A pullback in Small Business Administration loans by banks and other lenders reflects more selective lending and softer demand amid a sluggish economy, according to the Santa Ana district office of the federal agency.
For the six months through March, the number of loans made by the top 20 SBA lenders in the county was down about 18% from a year earlier to $126.5 million, according to the SBA.
“We saw a bigger dip in February, but in April we started to see things come back,” said J. Adalberto Quijada, who oversees the Santa Ana district of the SBA as a director.
Less demand for government-backed SBA loans is similar to what’s going on with lending in general, he said.

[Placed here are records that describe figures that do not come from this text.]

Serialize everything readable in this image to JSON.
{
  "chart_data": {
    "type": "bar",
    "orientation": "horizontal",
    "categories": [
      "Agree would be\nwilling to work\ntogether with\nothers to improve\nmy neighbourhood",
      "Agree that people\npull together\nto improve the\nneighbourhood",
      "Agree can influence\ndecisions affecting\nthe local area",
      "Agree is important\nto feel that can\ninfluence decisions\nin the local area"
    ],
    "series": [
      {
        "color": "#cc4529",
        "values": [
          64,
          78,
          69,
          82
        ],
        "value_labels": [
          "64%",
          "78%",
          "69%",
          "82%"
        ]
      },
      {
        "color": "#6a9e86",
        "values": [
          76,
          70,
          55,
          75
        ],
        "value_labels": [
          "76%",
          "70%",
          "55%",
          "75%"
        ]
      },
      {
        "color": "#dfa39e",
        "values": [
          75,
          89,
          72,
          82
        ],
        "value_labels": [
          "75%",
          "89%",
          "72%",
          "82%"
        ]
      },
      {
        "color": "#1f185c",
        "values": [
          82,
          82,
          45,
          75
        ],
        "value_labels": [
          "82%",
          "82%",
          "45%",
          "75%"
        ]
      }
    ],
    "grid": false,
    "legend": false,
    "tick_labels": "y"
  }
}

Lenders are more cautious and borrowers become defensive when the economy doesn’t appear to be strong, Quijada said.
The number of loans made was down 10% to 285.
For the same period a year ago, the SBA reported $155 million of funding made on 318 loans.
Quijada oversees the largest geographic region for the SBA. His region is made up of Orange, San Bernardino and Riverside counties (the list reflects SBA loans in OC only).
Local banks make the loans with the government serving as guarantor. The loans then may be sold as debentures with interest payments going to the buyer.
The number of SBA lenders in the Santa Ana district is down to 121 from 138 a year earlier as smaller operators get out of the business, Quijada said.
In the prior two years, some community banks got into SBA lending, many of them catering to ethnic communities, one of the fastest-growing segments.
SBA loans can range from $5,000 to $2 million for equipment, startups or real estate, according to Quijada.
The Santa Ana district saw 256 real estate loans, known as 504 loans, in the past few months. Real estate loans are one of the stronger areas of lending, he said.
OC made up almost half of the Santa Ana division’s 504 loans at 119.
Riverside County had 76.
San Bernardino County had 61.
“We’ve always been the national leader in 504 loans,” Quijada said. “But it’s surprising to see strength in real estate.”
The SBA’s real estate loans are typically funded with a bank lending for the first half of the value, a nonprofit certified development company lending for 40% and the borrower putting down 10% of his or her own money.
The government does not guarantee the banks’ initial loan for real estate, and these loans are excluded from the Business Journal’s list of top local SBA lenders.
The largest nonprofit SBA lender in the county, San Diego-based CDC Small Business Finance, posted a 43% drop in loan amount and volume from a year earlier.
CDC issued $30.6 million in 40 loans for the six months through March.
“We’ve become more selective in certain industries,” said Bob Gonzales, who oversees CDC’s Anaheim office.
Mortgage brokers, restaurants and auto repair shops have been areas of weakness in the economy, he said.
Like most lenders, Gonzales said CDC hasn’t tightened credit but is a taking closer look at potential borrowers.
Quijada says that SBA lending tends to stay healthy even in sluggish economies.
“In harder times SBA lending is the right kind of lending because the government carries the risk,” he said.
Focus for 2008
This year, Quijada said he’ll focus on lending to military veterans as part of the SBA’s Patriot Express Loan Initiative program that started last year.
Under the program, the government guarantees loans up to $500,000 with interest rates of 2.25% to 4.75%.
The SBA has been working with military bases to be ready to lend to troops who are anticipated to return home from duty in Iraq and Afghanistan.
Loans to Native Americans also are seen as a growth area for the SBA.
“It’s very untapped,” Quijada said. “They’re growing and very entrepreneurial.”
San Francisco-based Wells Fargo & Co., the No. 4 SBA lender, made 56 loans for a total of $6.6 million for the six months through March, up 25% from a year earlier.
The data includes loans made by Placer Sierra Bancshares, which Wells Fargo bought in September for $645 million.
Borrowers have become more conservative with the prices of their homes declining, according to Doug Hargraves, a senior vice president with the bank in Irvine.
“People have less equity in their homes,” he said. “Many borrow against their homes, so it’s lessened demand.”
But lower interest rates have made the loans more attractive, he said.
Smaller banks leaving the market have created more business for the remaining ones, according to Rita Mitchell, regional vice president of small business lending for Charlotte, N.C.-based Wachovia Corp.
No. 6 Wachovia made almost $6 million worth of loans for the six months through March, up 285% from a year earlier.
Its total loans made were seven compared to three a year earlier.
The bank hasn’t tightened credit and holds the same policy for borrowers as it did a year ago, she said.